LETTRE OUVERTE À PIERRE LAURENT (par Caroline ANDRÉANI, membre du CN du PCF]
Mon cher Pierre,
Je croyais que le succès phénoménal des « Lundis de la gauche » aurait refroidi tes ardeurs. Que nenni ! Tu persévères avec une pétition au titre provocateur : « Vivement la gauche ». Un tout petit appel de quelques lignes qui résume à lui seul les errements de notre ligne politique, et surtout la confusion dans laquelle nous nous sommes collectivement plongés.
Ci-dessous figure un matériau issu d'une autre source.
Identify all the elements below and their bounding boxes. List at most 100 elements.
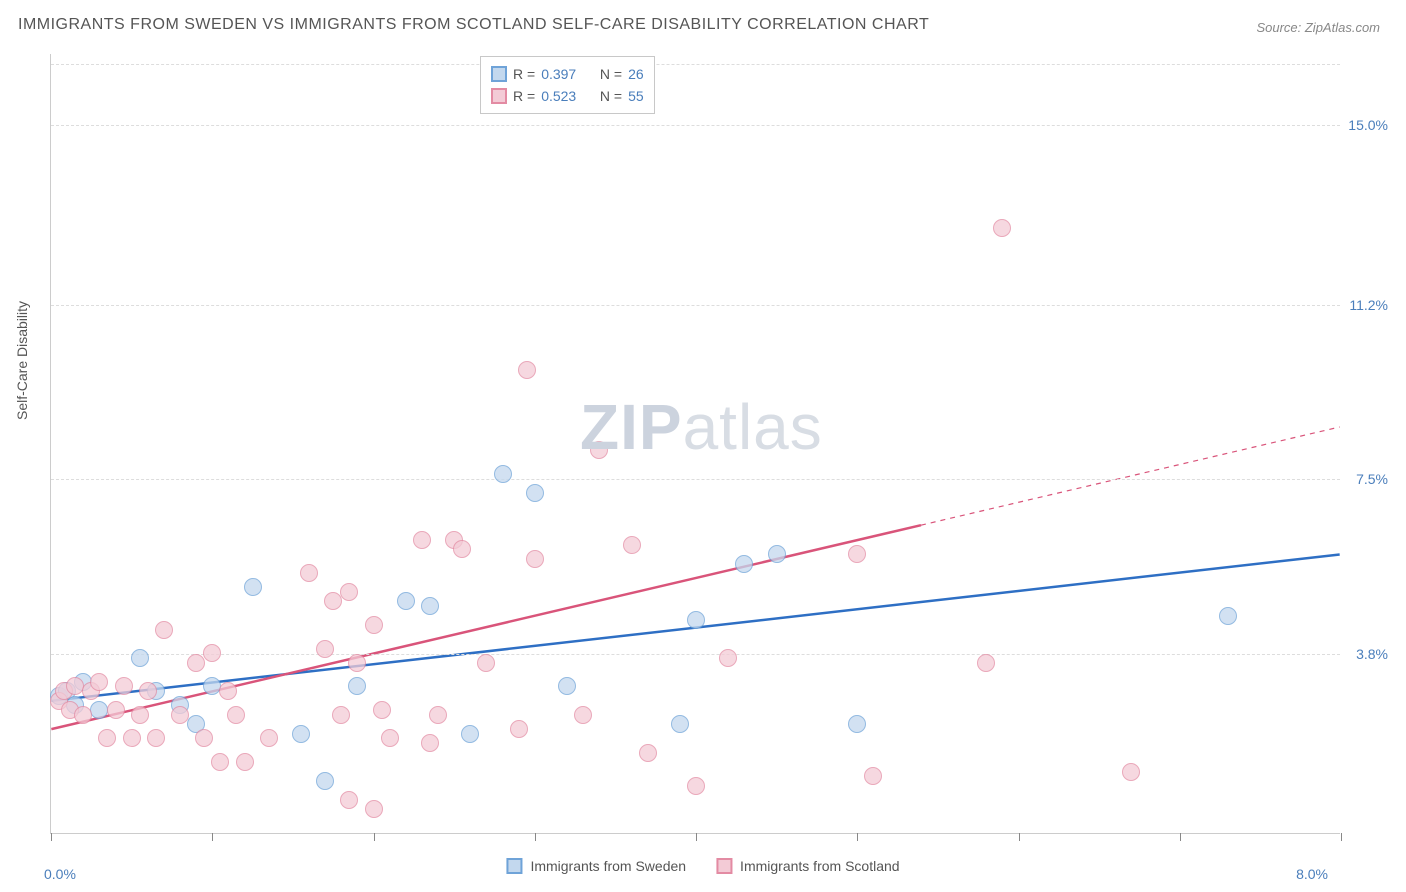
scatter-point — [340, 791, 358, 809]
scatter-point — [623, 536, 641, 554]
x-tick-mark — [1019, 833, 1020, 841]
scatter-point — [671, 715, 689, 733]
y-tick-label: 11.2% — [1349, 297, 1388, 313]
scatter-point — [187, 654, 205, 672]
x-tick-mark — [1180, 833, 1181, 841]
scatter-point — [977, 654, 995, 672]
scatter-point — [316, 640, 334, 658]
scatter-point — [155, 621, 173, 639]
scatter-point — [300, 564, 318, 582]
legend-label: Immigrants from Scotland — [740, 858, 900, 874]
scatter-point — [171, 706, 189, 724]
gridline-h — [51, 305, 1340, 306]
scatter-point — [211, 753, 229, 771]
scatter-point — [348, 654, 366, 672]
scatter-point — [139, 682, 157, 700]
scatter-point — [227, 706, 245, 724]
x-tick-mark — [535, 833, 536, 841]
x-tick-mark — [51, 833, 52, 841]
source-label: Source: ZipAtlas.com — [1256, 20, 1380, 35]
x-tick-mark — [374, 833, 375, 841]
scatter-point — [864, 767, 882, 785]
swatch-icon — [716, 858, 732, 874]
legend-label: Immigrants from Sweden — [530, 858, 686, 874]
scatter-point — [735, 555, 753, 573]
scatter-point — [526, 484, 544, 502]
gridline-h — [51, 64, 1340, 65]
scatter-point — [219, 682, 237, 700]
x-tick-mark — [696, 833, 697, 841]
scatter-point — [574, 706, 592, 724]
scatter-point — [340, 583, 358, 601]
gridline-h — [51, 479, 1340, 480]
scatter-point — [131, 649, 149, 667]
gridline-h — [51, 125, 1340, 126]
y-tick-label: 3.8% — [1356, 646, 1388, 662]
chart-title: IMMIGRANTS FROM SWEDEN VS IMMIGRANTS FRO… — [18, 16, 929, 34]
scatter-point — [244, 578, 262, 596]
scatter-point — [421, 597, 439, 615]
scatter-point — [373, 701, 391, 719]
scatter-point — [365, 616, 383, 634]
chart-plot-area — [50, 54, 1340, 834]
scatter-point — [494, 465, 512, 483]
scatter-point — [107, 701, 125, 719]
scatter-point — [74, 706, 92, 724]
legend-item: Immigrants from Sweden — [506, 858, 686, 874]
scatter-point — [348, 677, 366, 695]
scatter-point — [510, 720, 528, 738]
r-value: 0.397 — [541, 66, 576, 82]
x-tick-mark — [1341, 833, 1342, 841]
n-label: N = — [600, 66, 622, 82]
n-value: 55 — [628, 88, 644, 104]
scatter-point — [260, 729, 278, 747]
scatter-point — [203, 644, 221, 662]
scatter-point — [115, 677, 133, 695]
scatter-point — [719, 649, 737, 667]
scatter-point — [90, 673, 108, 691]
r-label: R = — [513, 88, 535, 104]
scatter-point — [1219, 607, 1237, 625]
legend-stat-row: R = 0.397 N = 26 — [491, 63, 644, 85]
scatter-point — [1122, 763, 1140, 781]
scatter-point — [421, 734, 439, 752]
legend-stats: R = 0.397 N = 26 R = 0.523 N = 55 — [480, 56, 655, 114]
scatter-point — [687, 611, 705, 629]
n-label: N = — [600, 88, 622, 104]
scatter-point — [590, 441, 608, 459]
scatter-point — [195, 729, 213, 747]
scatter-point — [848, 715, 866, 733]
scatter-point — [98, 729, 116, 747]
scatter-point — [768, 545, 786, 563]
r-value: 0.523 — [541, 88, 576, 104]
legend-series: Immigrants from Sweden Immigrants from Sc… — [506, 858, 899, 874]
scatter-point — [558, 677, 576, 695]
x-tick-max: 8.0% — [1296, 866, 1328, 882]
scatter-point — [993, 219, 1011, 237]
r-label: R = — [513, 66, 535, 82]
scatter-point — [324, 592, 342, 610]
scatter-point — [292, 725, 310, 743]
x-tick-mark — [212, 833, 213, 841]
gridline-h — [51, 654, 1340, 655]
legend-stat-row: R = 0.523 N = 55 — [491, 85, 644, 107]
scatter-point — [413, 531, 431, 549]
swatch-icon — [491, 66, 507, 82]
scatter-point — [453, 540, 471, 558]
scatter-point — [397, 592, 415, 610]
scatter-point — [461, 725, 479, 743]
scatter-point — [429, 706, 447, 724]
swatch-icon — [506, 858, 522, 874]
scatter-point — [316, 772, 334, 790]
y-tick-label: 15.0% — [1348, 117, 1388, 133]
y-axis-label: Self-Care Disability — [14, 301, 30, 420]
x-tick-min: 0.0% — [44, 866, 76, 882]
x-tick-mark — [857, 833, 858, 841]
scatter-point — [147, 729, 165, 747]
scatter-point — [477, 654, 495, 672]
legend-item: Immigrants from Scotland — [716, 858, 900, 874]
scatter-point — [381, 729, 399, 747]
y-tick-label: 7.5% — [1356, 471, 1388, 487]
scatter-point — [526, 550, 544, 568]
scatter-point — [131, 706, 149, 724]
Et si je dis « tu », c’est que cet appel semble avoir été décidé en très petit comité. Même si je ne suis plus très assidue au Conseil national, il me semble qu’au dernier CN (1), ni toi ni tes lieutenants ne l’aviez évoqué. Je n’ose pas croire qu’il serait né, miraculeusement, des suites de la « restitution » de la « grande consultation » du 8 octobre.
Tu connais la maxime : « Errare humanum est, perseverare diabolicum ». L’entêtement est diabolique… S’il y a une chose que nous, communistes, sommes encore capables de faire, c’est bien de persévérer dans l’erreur. Nos résultats électoraux en baisse constante depuis les années 80 en sont la preuve irréfutable.
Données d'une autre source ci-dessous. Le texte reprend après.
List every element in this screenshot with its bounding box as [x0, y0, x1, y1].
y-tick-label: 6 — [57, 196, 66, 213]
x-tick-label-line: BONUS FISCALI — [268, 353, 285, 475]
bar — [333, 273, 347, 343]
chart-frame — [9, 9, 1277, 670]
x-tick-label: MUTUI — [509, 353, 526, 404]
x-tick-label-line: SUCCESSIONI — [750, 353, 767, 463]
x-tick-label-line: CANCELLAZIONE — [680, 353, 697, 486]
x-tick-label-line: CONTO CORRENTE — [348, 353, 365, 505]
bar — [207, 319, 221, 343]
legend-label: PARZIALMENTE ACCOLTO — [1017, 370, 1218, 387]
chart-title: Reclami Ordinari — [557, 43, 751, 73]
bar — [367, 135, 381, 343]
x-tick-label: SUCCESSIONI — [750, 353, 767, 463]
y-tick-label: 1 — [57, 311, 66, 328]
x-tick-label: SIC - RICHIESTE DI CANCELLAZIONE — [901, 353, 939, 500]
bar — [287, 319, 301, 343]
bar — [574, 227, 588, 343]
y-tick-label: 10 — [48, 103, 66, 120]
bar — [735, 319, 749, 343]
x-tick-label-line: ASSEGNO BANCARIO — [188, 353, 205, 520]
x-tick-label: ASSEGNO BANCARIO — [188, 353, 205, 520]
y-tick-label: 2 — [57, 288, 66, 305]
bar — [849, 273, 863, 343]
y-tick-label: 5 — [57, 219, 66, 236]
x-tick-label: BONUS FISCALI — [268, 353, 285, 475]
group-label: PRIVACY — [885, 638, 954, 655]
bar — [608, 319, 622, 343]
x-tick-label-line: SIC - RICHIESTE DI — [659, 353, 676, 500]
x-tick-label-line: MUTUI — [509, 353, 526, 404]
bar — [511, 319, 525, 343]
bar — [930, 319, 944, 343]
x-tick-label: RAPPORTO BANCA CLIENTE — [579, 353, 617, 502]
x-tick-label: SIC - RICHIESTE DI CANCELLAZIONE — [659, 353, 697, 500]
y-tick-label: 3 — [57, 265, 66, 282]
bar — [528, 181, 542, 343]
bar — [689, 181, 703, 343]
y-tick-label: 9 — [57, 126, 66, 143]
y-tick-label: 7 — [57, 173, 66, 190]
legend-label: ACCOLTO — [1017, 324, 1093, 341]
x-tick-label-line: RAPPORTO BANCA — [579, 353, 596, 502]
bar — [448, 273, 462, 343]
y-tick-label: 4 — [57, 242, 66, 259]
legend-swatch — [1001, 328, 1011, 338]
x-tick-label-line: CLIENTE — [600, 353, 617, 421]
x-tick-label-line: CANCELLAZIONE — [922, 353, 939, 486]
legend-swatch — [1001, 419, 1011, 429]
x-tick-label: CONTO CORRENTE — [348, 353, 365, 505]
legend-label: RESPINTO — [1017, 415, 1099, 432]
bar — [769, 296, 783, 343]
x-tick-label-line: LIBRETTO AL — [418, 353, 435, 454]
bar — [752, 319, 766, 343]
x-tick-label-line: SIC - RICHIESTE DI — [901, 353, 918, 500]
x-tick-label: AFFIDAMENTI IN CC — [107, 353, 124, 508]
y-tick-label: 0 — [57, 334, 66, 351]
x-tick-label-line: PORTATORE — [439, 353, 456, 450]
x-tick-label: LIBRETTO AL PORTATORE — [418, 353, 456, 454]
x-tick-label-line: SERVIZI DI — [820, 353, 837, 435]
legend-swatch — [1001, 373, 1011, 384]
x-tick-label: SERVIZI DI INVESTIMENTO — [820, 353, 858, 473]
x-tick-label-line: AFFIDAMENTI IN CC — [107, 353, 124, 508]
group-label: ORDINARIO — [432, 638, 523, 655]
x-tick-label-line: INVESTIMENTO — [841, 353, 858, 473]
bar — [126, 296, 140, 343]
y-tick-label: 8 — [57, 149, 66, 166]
Ah, la persévérance ! Je me rappelle encore, Pierre, de ton frère Michel, au moment des collectifs antilibéraux (2),qui expliquait qu’il fallait « jouer la gagne », que le grain de sable s’appelait Besancenot, et qu’une unique candidature de gauche (à l’époque, nous pensions que celle de Marie-Georges Buffet allait naturellement s’imposer…) pourrait faire un score à deux chiffres.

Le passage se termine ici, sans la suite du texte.